A patient is seen in the emergency department with chest pain and hypotension. Which type of assessment should the nurse do at this time?
- A. Focused
- B. Subjective
- C. Emergency
- D. Comprehensive
Correct Answer: C
Rationale: Since the patient is hemodynamically unstable, an emergency assessment is needed. Comprehensive and focused assessments may be needed after the patient is stabilized. Subjective information is needed, but objective data such as vital signs also are essential for the unstable patient.
While the nurse is taking the health history, a patient states, 'My father and grandfather both had heart attacks and were unable to be very active afterwards.' This statement reflects which of the following functional health patterns?
- A. Activity-exercise
- B. Cognitive-perceptual
- C. Coping-stress tolerance
- D. Health perception-health management
Correct Answer: D
Rationale: The information in the patient statement relates to risk factors that may cause cardiovascular problems in the future. Identification of risk factors falls into the health perception-health maintenance pattern.

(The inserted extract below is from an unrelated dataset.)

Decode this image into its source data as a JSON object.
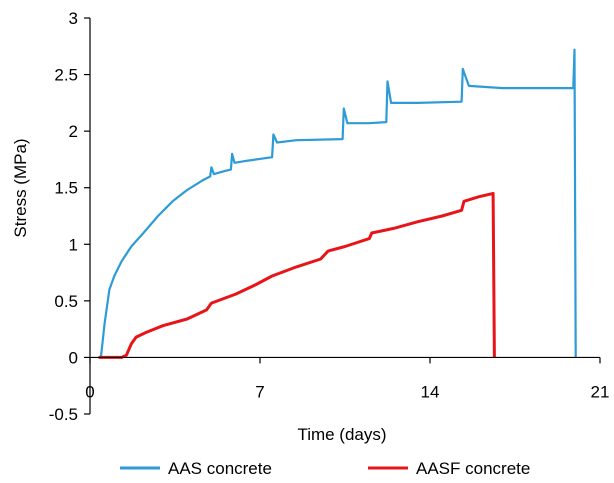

When assessing the circulation to the lower leg of a patient who has had knee surgery, which action should the nurse take first?
- A. Feel for the temperature of the foot.
- B. Visually inspect the colour of the foot.
- C. Check the patient's pedal pulses using the fingertips.
- D. Compress the nail beds to determine capillary refill time.
Correct Answer: B
Rationale: Inspection is the first of the major techniques used in the physical examination. Palpation and auscultation are used later in the examination.